Last year, California finalized a rule which would lead to 100% EV sales for new vehicles by 2035. The rule targets increasing percentages of new EV sales between now and 2035, culminating in 100% ZEV and PHEV sales by that date.
At the time (and now) we noted that this timeline could have been sooner for California, given its status as the leading state in EV adoption in the US (and could probably stand to exclude PHEVs as well). But the California Air Resources Board reasoned that, by setting a more lenient rule, other states could more easily adopt the full rule, thus creating a bigger bloc of states to push the auto industry in the direction it ought to be moving.
So far, several other states have adopted the rule, including New York, Washington, Oregon, Vermont, Massachusetts, Rhode Island, New Jersey and Maryland. Washington has even done one better, setting a target of 2030, rather than 2035.

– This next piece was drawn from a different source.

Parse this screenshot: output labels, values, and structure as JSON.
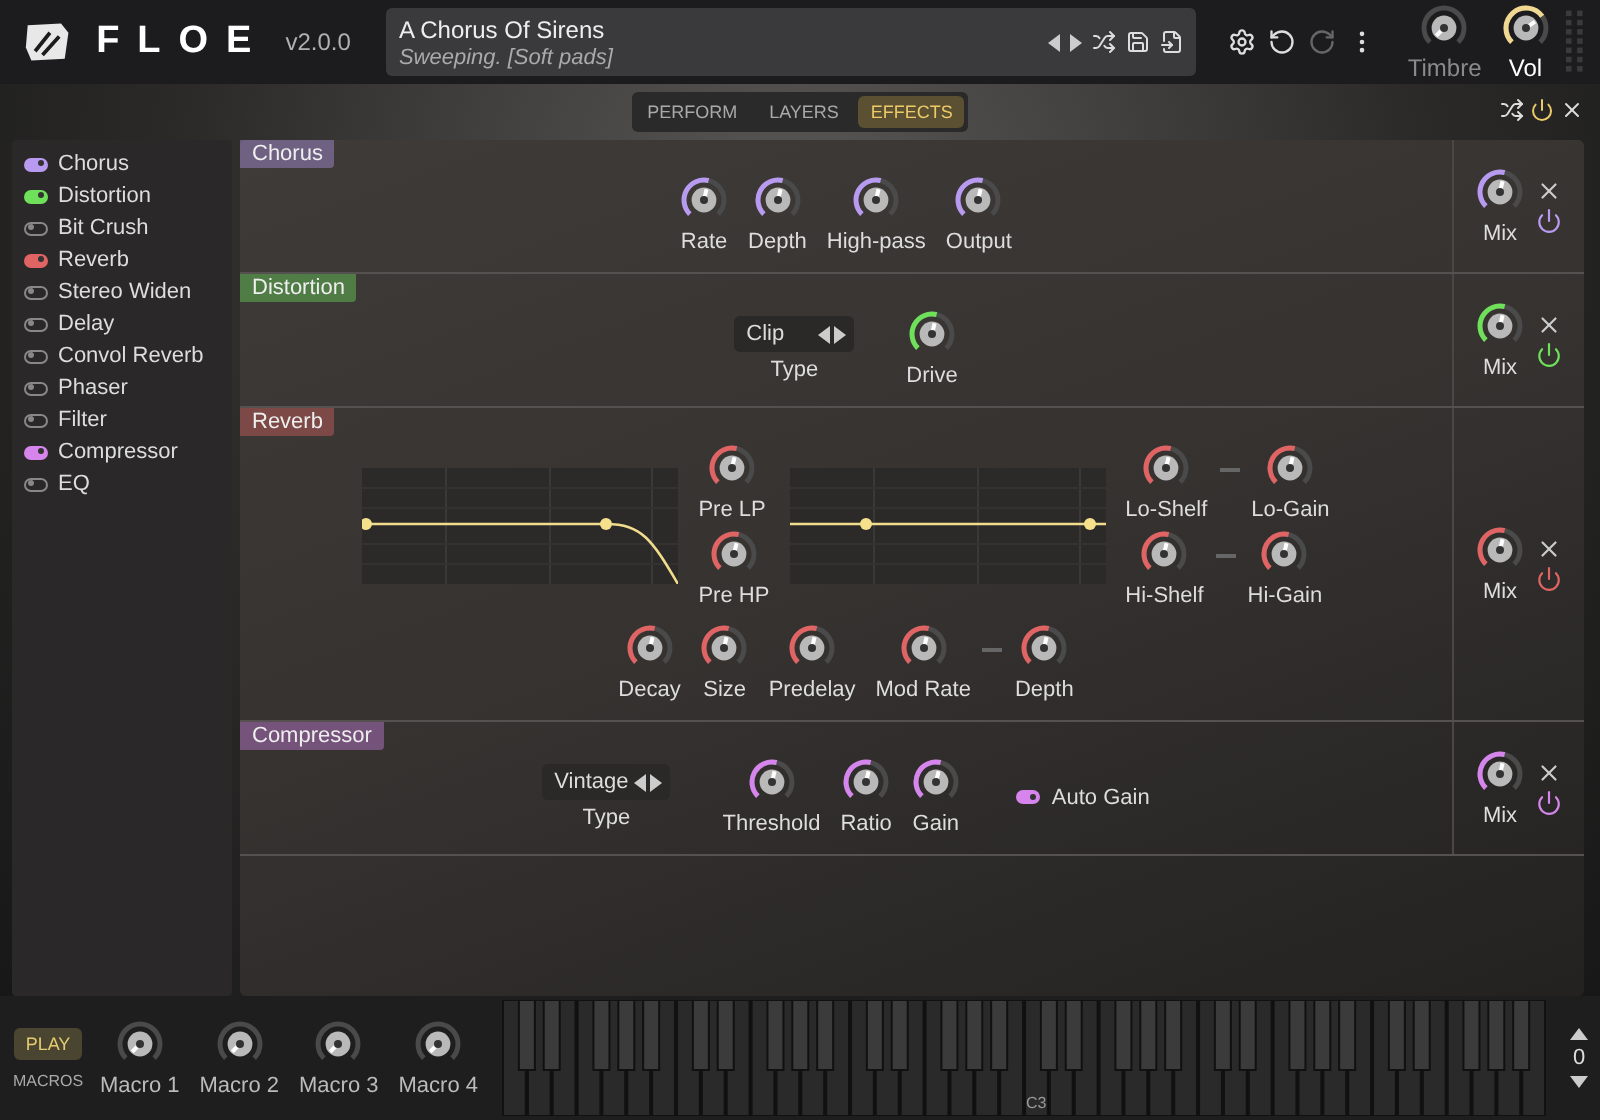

Colorado today joined the list, but only adopted a partial implementation. The new Colorado rule targets 82% new EV sales of by 2032, which is in line with California’s target for that year, but does not set targets for years beyond 2032. you can see how these percentages line up in the charts below:
While the vote was unanimous and mostly tracks the California rule, environmental groups like the Western Resource Advocates and Natural Resources Defense Council were disappointed that Colorado did not adopt the full California 2035 rule.
Colorado has areas of exceptionally poor air quality, particularly in the Northern Front Range, which is home to Denver and its environs and is the most populous area of the state. The area is in severe nonattainment of EPA pollution targets and must act to reduce the deadly smog that has increasingly plagued Colorado’s residents.
We covered this in another story recently about Colorado considering a ban on gas lawn equipment, another significant contributor to poor air quality. But ending fossil fuel use for transport would have a much larger total positive effect on air quality than eliminating gas lawn equipment would.
For its part, the state says that the 2035 target is not off the table, it’s just been kicked down the road a little bit. While Colorado has not yet adopted the full rule, the CAQCC says it will consider full adoption of California’s ACC2 rule no later than 2029. Lets hope it does – or maybe, like Washington, it could one-up California and push the timeline a little sooner.